You’re not really throwing anything at offices with RTO.
From
an April 2025 report on workforce optimization:
"As of year-end 2022, the City had a total asset replacement value of $34.7 billion. The City’s large inventory of capital assets means it has extensive renewal responsibilities to keep all its infrastructure in working order. This sizable responsibility demands cost-effective decisions about when and how to maintain, repair, renew and replace the vast network of assets that serve the diverse needs of a steadily growing population. The City’s renewal responsibilities are typically in excess of the City’s revenue-raising capacity, which contributes to its fiscal gap. The City’s total renewal investment requirement over 2023 to 2032 is $8.37 billion, with annual requirements in the range of $721 million in 2023 to $1.02 billion in 2032. Over the 2023 to 2026 capital budget cycle, the required renewal investment is $3.58 billion. As of the spring 2024 supplementary capital budget adjustment (SCBA), only 57.5 per cent of the City’s ideal renewal need was funded in the current budget cycle. Currently, 60.1 per cent of the City’s facility assets are considered to be in Fair condition and approaching the end of their lifecycle. Of those assets in Fair condition, approximately one third will fall into Poor condition over the next 10 years. Based on analysis supporting the 2023-2032 Capital Investment Outlook, the ideal investment to keep the entire portfolio of facilities assets in an optimum physical and functional condition is estimated at approximately $2.2 billion over the next 10 years.
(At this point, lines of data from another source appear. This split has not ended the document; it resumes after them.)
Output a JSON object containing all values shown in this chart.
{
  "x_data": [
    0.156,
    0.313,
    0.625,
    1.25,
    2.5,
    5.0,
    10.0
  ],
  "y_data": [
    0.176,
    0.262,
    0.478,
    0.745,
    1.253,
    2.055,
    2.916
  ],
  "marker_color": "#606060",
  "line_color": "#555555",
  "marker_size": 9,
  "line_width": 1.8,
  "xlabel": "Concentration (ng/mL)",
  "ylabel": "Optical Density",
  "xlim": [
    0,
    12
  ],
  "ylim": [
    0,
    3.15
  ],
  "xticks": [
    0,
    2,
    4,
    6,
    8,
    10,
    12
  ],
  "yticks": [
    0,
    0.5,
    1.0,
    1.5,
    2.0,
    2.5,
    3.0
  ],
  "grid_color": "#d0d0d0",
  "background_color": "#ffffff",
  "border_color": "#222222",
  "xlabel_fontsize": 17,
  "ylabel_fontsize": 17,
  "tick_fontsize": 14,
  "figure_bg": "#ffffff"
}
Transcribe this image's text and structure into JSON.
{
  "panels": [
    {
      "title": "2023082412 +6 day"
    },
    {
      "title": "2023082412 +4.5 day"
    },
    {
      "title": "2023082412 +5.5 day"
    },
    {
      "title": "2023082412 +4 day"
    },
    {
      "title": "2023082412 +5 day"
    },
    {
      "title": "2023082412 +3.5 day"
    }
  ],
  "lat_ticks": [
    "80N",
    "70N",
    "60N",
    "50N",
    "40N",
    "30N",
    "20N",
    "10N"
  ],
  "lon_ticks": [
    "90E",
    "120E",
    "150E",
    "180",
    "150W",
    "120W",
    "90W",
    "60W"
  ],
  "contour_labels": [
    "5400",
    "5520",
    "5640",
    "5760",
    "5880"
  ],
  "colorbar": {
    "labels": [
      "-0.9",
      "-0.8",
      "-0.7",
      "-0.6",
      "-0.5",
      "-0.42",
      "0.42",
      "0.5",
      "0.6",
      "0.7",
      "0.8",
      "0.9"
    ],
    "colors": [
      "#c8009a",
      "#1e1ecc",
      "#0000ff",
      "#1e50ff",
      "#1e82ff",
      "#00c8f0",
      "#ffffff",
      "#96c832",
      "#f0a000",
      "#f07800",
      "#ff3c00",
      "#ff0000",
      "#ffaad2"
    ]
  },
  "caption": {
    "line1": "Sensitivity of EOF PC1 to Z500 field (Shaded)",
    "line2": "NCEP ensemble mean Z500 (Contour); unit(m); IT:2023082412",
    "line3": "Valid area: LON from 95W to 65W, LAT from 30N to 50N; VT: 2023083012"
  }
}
"Century Place is 51 years old and Chancery Hall is 59 years old. Both buildings require significant investment to maintain and modernize, keep in good working order and achieve the City’s climate resilience goals. Repairs are becoming increasingly complex and costly system replacements will soon be required. Facility systems should be renewed at certain intervals as part of asset management best practices. Building renewal includes work to extend the service life of certain systems (e.g., elevators, building envelope, etc.) and replace certain components that have reached the end of their service life (e.g., electrical systems). The estimated capital investments required in the short-term and over the next 10 to 20 years for Century Place and Chancery Hall include amounts for both lifecycle renewal of facility systems and required floor renovations.
"Additionally, with the adoption of hybrid work, office spaces across the corporation are underutilized as allocations do not fully reflect the impacts of hybrid work. Approximately 1,350 City employees work out of Century Place and Chancery Hall and can be moved to other existing City-owned or leased facilities. A space analysis has been completed, and it has been determined through space optimization, staff at Century Place and Chancery Hall could be accommodated within existing City spaces. Staff will be relocated primarily to the Edmonton Tower. In addition, a smaller amount of staff will be relocated to other existing City leased or owned spaces. This will include optimization of City Hall and Kathleen Andrews Transit Garage office space."
Although they kept the dollar figures private in case the buildings are listed on the market, I imagine that renewal work on components like the envelopes and elevators, and replacement of things like electrical systems, would cost a not-insignificant amount. Add on top of that day-to-day expenses like utilities, janitorial and groundskeeping, maintenance, etc., and I think it makes sense that the city would try to leverage hybrid work as a way to save on all of those costs. With the renewal gap they highlight in the first paragraph, I personally think this is the sort of fiscal management people want their council to exercise.
If you have enough office space to work the one or two or three days a week when everyone isn’t WFH, you have enough office space for five days a week.
Not necessarily. In the GOA for example, they've been able to end a lot of leases by shrinking the number of workstations to reflect the actual occupancy in a given day, and the people who work hybrid just find a desk when they come into the office. That way they're only paying for space that actually gets used. Ditto for the feds. Now that the GOA ended hybrid, it is hundreds of workspaces short, and multiple ministries need to lease new spaces and fit them out. In the meantime, my ministry set up temporary cubicles in a bunch of the common areas and meeting rooms.
You also have better cyber security and easier IT and phone systems maintenance etc. than you have with WFH.
Again, I can't speak for Edmonton, but the vast majority of GOA employees don't have phones. I think only management does. Cybersecurity is a fair point; I know we use a VPN and 2FA when working out of the office, but I don't know what is required behind the scenes.